Rainbow Winters Color-Changing Dresses

Fashion chameleons, rejoice. Now you can actually transform your look without the hassles of a wardrobe change. Rainbow Winters pieces seamlessly blend emerging technologies with high-fashion. The clothes use interactive fabrics which change colors and patterns in response to sound, sunlight, water and stretch. For example, the "Rainforest" dress changes from black-and-white to colorful when exposed to sunlight and water. Designer Amy Winters makes custom show-pieces for the likes of music videos, concerts, festivals, award ceremonies, etc.

"My pieces are made for 'performers' and performances to express the aesthetic and emotive capabilities of technology. The core idea is unique: dramatic garments that react to changes in environment. The clothes become technological works of art in themselves, constantly transforming," Winters told Digital Style Digest.

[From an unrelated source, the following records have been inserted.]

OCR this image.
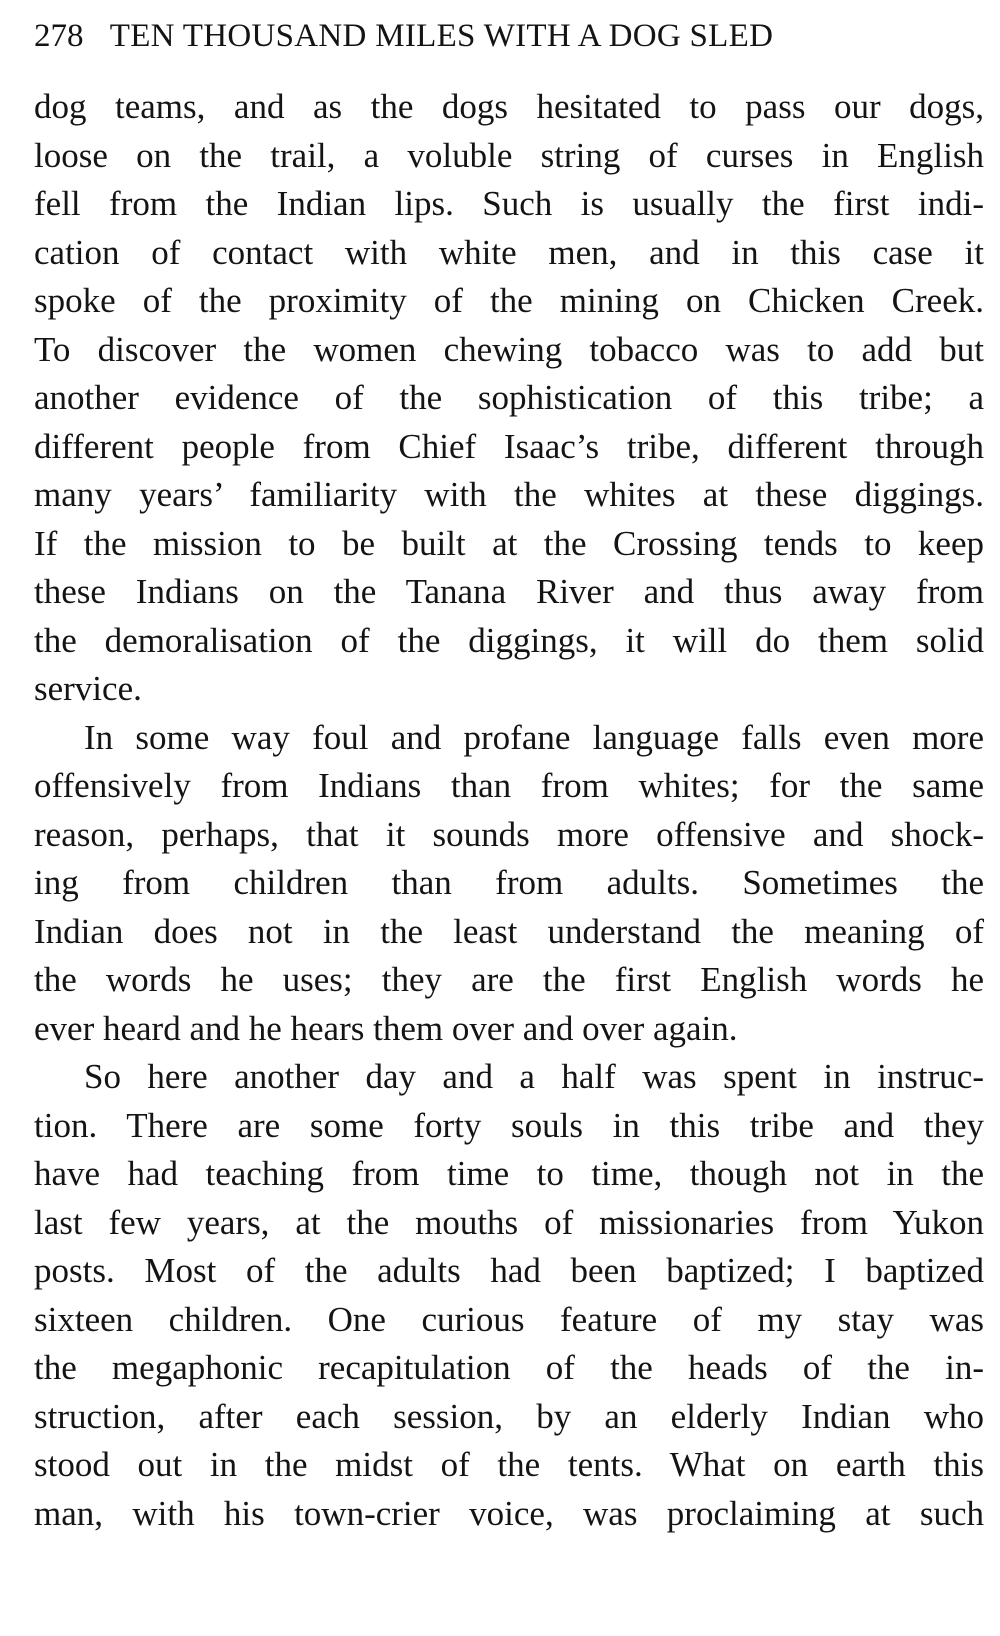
278 TEN THOUSAND MILES WITH A DOG SLED
dog teams, and as the dogs hesitated to pass our dogs,
loose on the trail, a voluble string of curses in English
fell from the Indian lips. Such is usually the first indi-
cation of contact with white men, and in this case it
spoke of the proximity of the mining on Chicken Creek.
To discover the women chewing tobacco was to add but
another evidence of the sophistication of this tribe; a
different people from Chief Isaac’s tribe, different through
many years’ familiarity with the whites at these diggings.
If the mission to be built at the Crossing tends to keep
these Indians on the Tanana River and thus away from
the demoralisation of the diggings, it will do them solid
service.
In some way foul and profane language falls even more
offensively from Indians than from whites; for the same
reason, perhaps, that it sounds more offensive and shock-
ing from children than from adults. Sometimes the
Indian does not in the least understand the meaning of
the words he uses; they are the first English words he
ever heard and he hears them over and over again.
So here another day and a half was spent in instruc-
tion. There are some forty souls in this tribe and they
have had teaching from time to time, though not in the
last few years, at the mouths of missionaries from Yukon
posts. Most of the adults had been baptized; I baptized
sixteen children. One curious feature of my stay was
the megaphonic recapitulation of the heads of the in-
struction, after each session, by an elderly Indian who
stood out in the midst of the tents. What on earth this
man, with his town-crier voice, was proclaiming at such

Gesture-Controlled Iron Man Helmet

This wearable tech device is less for the fashionista, and more for the aspiring superhero. For the Tony Stark enthusiast, a real-life Iron Man helmet has been created by a seriously dedicated fan. Using 3D printing technology and other high-tech rigs, this fully functioning helmet turns on and off via a head nod. If you don't have the equipment or tech-savvy to assemble your own Iron Man helmet, the creator will make one for you for $150.

Smart clothing is clearly the future of wearable tech. Whether it's fancy, high-tech headgear or futuristic apparel, fashion is taking an ultramodern turn.